12 December 2015
USSR's first-ever nuclear-powered submarine K-3 Leninsky Komsomol is to be launched in February 2017, Flotprom reports. The sub is said to be used as a museum.
The works to finish the submarine are currently conducted at Nerpa shipyard. The place, where the submarine will be located after launch, has not been determined yet. Earlier, it was reported that the K-3 submarine could remain in the Arctic region as part of the Museum of the Northern Fleet and the Central Naval Museum.
A few years ago, it was reported that the Leninsky Komsomol nuclear submarine was going to be decommissioned. As submariners say, the K-3 was going to be shredded for needles.

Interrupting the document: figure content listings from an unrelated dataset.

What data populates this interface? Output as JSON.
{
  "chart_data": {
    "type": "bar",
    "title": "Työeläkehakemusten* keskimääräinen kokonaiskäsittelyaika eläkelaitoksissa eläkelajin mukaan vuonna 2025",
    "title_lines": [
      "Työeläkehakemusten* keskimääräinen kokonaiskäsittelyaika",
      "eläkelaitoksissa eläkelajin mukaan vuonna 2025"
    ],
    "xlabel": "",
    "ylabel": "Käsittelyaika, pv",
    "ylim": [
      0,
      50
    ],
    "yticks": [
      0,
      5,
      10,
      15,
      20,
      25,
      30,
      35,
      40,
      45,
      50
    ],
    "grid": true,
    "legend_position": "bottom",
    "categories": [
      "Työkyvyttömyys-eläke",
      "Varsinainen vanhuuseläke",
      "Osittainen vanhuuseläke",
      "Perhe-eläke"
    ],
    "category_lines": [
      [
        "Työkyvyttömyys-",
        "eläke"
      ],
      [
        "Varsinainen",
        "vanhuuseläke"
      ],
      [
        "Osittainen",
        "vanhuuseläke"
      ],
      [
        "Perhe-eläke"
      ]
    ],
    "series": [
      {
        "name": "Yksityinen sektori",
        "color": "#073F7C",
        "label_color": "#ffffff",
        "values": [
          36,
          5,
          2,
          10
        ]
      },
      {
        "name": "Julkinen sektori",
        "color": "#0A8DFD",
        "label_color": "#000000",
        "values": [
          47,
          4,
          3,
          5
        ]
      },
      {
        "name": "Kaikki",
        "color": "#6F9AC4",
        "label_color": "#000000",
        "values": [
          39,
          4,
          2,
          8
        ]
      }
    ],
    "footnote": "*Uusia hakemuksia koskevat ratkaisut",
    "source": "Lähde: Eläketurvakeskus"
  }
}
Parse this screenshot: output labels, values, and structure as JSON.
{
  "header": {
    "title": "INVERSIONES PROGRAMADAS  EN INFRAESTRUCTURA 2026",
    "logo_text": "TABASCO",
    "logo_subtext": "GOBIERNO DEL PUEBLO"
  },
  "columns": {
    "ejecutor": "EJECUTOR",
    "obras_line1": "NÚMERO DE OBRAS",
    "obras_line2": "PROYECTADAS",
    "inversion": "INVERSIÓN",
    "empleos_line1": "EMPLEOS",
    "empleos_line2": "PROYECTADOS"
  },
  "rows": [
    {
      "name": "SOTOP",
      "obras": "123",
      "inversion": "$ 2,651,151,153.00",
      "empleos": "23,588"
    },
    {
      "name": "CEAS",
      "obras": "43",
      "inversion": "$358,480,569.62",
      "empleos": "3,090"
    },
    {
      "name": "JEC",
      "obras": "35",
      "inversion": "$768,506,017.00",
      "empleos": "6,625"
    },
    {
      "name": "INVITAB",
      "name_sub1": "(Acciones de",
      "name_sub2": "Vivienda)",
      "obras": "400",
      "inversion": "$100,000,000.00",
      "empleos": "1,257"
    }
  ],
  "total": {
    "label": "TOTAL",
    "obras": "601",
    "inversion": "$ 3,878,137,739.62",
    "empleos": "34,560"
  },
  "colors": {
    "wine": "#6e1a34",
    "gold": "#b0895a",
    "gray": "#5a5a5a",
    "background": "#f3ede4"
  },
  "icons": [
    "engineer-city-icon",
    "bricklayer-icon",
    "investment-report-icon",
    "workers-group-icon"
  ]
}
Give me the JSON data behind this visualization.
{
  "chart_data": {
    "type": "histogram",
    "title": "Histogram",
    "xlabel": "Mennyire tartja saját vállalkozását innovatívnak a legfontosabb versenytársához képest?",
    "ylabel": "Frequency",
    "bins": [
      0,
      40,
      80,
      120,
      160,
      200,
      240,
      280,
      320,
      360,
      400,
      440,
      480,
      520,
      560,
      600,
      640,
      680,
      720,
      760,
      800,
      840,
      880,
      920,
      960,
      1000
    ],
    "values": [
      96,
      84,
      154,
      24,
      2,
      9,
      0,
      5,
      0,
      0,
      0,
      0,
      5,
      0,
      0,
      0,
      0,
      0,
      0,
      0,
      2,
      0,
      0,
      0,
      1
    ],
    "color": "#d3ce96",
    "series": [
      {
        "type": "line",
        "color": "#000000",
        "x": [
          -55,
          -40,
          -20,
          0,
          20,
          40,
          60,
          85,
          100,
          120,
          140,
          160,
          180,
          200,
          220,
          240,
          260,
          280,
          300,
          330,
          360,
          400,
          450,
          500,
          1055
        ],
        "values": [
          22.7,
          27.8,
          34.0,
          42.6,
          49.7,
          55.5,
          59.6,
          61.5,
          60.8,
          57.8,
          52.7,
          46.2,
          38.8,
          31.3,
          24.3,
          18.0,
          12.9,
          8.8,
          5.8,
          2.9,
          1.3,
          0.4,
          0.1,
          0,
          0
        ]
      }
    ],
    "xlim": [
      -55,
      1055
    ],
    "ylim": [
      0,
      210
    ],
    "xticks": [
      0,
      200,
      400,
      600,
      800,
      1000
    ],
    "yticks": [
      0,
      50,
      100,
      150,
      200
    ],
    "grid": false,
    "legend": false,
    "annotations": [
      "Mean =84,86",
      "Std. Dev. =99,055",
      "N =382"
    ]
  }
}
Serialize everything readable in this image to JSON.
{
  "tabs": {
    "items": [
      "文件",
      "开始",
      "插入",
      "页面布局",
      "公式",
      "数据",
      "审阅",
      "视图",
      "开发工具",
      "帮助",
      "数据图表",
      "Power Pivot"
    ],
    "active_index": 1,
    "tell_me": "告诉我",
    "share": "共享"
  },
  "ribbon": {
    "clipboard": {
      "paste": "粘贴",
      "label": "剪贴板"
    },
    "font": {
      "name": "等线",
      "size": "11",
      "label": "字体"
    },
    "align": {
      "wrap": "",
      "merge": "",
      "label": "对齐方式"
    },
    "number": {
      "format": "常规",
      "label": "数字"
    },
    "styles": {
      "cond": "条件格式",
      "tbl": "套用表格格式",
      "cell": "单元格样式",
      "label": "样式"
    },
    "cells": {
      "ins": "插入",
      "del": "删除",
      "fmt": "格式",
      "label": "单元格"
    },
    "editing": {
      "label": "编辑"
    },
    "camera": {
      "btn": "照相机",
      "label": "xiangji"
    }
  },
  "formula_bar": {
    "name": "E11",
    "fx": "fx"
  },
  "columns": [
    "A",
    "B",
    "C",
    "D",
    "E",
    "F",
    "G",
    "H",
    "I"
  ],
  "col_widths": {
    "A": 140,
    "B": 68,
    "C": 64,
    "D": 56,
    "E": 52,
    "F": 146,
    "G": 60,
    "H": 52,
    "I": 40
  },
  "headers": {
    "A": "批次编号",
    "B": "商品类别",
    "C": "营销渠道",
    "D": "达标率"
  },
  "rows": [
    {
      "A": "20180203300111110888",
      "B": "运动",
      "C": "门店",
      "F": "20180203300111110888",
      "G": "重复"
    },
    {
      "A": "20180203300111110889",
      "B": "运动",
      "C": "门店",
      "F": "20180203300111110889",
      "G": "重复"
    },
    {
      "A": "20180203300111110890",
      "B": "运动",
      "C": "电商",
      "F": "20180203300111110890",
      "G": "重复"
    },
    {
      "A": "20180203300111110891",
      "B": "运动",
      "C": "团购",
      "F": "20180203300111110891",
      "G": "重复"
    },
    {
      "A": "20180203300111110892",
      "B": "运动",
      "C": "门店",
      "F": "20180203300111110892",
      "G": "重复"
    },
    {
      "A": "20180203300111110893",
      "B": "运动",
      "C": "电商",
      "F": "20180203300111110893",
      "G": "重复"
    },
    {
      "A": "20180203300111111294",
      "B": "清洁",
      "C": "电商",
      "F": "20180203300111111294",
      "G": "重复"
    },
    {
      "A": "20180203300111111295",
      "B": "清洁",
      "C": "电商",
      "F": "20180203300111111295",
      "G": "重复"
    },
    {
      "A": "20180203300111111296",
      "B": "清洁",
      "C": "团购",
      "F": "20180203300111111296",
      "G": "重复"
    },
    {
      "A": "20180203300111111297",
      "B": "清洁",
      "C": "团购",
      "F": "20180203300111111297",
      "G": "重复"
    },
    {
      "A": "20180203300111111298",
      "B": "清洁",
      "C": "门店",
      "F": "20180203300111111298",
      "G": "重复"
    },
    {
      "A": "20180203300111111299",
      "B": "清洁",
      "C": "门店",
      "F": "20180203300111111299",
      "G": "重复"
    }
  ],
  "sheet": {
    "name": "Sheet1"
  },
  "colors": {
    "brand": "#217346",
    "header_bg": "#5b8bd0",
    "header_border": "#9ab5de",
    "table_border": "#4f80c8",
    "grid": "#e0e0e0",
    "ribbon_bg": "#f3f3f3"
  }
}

The Leninsky Komsomol was a landmark submarine in the development of Soviet and Russian Navy. The construction of the submarine was started on September 24, 1955 in Severodvinsk. Its reactors were launched in September 1957, and the submarine was launched on October 9, 1957.
In 1961, the submarine was carrying its first combat duty in the Atlantic Ocean. In July 1962, the submarine, for the first time in the history of the Soviet Navy, traveled underneath the ice of the Arctic Ocean, passing the North Pole twice.
On September 8, 1967, a fire occurred in the first and second compartments of the sub during a combat duty in the Norwegian Sea, killing 39 people. The submarine returned to the base. In 1991, the K-3 Leninsky Komsomol was withdrawn from the fleet.